More importantly, Dunne introduced Davis to yoga to help improve strength and flexibility. One go at it and Davis was hooked; she eventually became a certified instructor. And she didn’t know it then, but yoga would become a huge advantage on the road to recovery post-surgery.

Even with the yoga and additional cross-training, Davis was still feeling a growing instability in her knees. “Going down stairs and doing certain squatting poses in yoga were becoming difficult,” she says. “Snowboarding was becoming unbearable. I never really had pain, I just kept feeling like my knees were going to give out during certain activities.”

Two years ago, Melissa twisted her left knee in a snowboarding accident. The injury was X-ray diagnosed as a sprained MCL. Because she didn’t feel much pain, Davis continued training for the Disney Princess Half Marathon. After completing the race, with a strange bruised feeling in her lower left leg, Davis asked for an MRI just to be on the safe side; she wanted to train for another full marathon.

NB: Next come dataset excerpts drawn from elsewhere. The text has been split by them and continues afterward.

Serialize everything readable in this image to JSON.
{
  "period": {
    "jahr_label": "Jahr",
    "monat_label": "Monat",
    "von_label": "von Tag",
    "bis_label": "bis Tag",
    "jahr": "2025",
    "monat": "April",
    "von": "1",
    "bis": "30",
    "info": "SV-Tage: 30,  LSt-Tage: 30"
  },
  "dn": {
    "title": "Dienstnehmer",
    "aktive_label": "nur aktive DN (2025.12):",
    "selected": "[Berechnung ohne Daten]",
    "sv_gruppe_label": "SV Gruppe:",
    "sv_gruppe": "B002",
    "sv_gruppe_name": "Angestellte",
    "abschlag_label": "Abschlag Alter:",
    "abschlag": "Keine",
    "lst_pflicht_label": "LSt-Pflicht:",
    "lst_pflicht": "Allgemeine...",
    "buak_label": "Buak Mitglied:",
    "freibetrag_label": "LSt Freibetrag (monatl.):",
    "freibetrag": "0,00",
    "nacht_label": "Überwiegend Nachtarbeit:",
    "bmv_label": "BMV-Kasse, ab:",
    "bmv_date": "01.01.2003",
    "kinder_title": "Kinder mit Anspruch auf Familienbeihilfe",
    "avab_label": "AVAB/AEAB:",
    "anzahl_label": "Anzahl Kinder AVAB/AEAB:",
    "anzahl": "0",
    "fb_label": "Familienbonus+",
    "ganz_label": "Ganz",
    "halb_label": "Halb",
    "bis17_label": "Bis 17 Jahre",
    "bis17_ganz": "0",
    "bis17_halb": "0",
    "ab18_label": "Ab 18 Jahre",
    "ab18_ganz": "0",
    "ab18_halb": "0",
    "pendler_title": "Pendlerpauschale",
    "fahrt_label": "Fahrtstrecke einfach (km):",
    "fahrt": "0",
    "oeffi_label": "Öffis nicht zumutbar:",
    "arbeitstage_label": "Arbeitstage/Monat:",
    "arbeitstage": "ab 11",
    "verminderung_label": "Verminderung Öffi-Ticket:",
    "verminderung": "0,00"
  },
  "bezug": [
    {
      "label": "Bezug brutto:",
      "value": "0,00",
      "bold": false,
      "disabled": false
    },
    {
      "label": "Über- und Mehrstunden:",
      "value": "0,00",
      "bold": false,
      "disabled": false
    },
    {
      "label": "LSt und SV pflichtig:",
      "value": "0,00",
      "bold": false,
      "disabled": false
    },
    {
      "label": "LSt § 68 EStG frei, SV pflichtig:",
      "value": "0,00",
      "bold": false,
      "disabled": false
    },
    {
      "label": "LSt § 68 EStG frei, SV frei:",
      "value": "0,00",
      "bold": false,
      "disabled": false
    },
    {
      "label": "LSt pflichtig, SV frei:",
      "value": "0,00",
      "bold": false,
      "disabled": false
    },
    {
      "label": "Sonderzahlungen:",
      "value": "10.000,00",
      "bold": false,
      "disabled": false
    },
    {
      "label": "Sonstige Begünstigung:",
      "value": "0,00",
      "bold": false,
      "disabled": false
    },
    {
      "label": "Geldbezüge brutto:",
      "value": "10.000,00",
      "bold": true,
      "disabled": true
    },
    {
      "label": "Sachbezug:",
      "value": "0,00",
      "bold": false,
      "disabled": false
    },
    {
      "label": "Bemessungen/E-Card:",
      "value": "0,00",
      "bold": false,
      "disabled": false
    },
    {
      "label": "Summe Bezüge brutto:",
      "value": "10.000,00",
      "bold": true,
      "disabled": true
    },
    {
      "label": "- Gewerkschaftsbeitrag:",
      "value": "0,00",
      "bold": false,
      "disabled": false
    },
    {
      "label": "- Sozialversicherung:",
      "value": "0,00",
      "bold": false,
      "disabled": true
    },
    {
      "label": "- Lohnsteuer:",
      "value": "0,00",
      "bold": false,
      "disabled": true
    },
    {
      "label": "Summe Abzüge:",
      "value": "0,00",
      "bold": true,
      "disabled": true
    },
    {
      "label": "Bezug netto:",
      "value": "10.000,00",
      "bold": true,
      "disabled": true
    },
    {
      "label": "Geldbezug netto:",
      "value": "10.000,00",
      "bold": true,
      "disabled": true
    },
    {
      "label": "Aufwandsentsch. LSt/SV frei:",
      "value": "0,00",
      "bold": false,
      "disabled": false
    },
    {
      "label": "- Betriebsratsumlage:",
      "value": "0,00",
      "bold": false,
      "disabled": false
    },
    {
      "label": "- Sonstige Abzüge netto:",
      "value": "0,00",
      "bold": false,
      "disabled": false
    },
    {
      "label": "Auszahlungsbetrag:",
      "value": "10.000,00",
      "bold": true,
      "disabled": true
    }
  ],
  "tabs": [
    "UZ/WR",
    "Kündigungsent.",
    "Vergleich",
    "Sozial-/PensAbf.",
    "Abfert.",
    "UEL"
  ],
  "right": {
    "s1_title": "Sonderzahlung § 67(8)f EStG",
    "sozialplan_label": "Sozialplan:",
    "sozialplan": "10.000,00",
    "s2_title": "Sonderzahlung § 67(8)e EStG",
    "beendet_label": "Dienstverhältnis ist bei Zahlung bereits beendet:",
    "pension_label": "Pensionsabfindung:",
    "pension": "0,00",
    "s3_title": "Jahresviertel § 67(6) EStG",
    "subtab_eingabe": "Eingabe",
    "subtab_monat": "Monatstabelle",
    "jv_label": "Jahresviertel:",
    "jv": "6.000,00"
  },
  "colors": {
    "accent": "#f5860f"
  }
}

The results of the MRI left her doctor stunned. “I actually had acquired a rotational stress fracture from the snowboarding incident, which I had continued to run on with very little discomfort. My left patella was bone-on-bone with the lateral facet of my femur—I basically had no cartilage left on the underside of that knee cap,” Davis says.

Further testing brought more bad news: Both of Davis’s kneecaps were being pulled severely out to the sides of her legs during flexion (bending) and both had little to no cartilage left underneath. Her doctor told Davis she had one of the highest pain tolerances of any patient she’d seen—she should have been in severe pain.

Davis didn’t need just a knee specialist for this problem, she needed a kneecap specialist. Enter: Lonner, who specializes in the treatment of arthritis in the knee and partial knee replacements.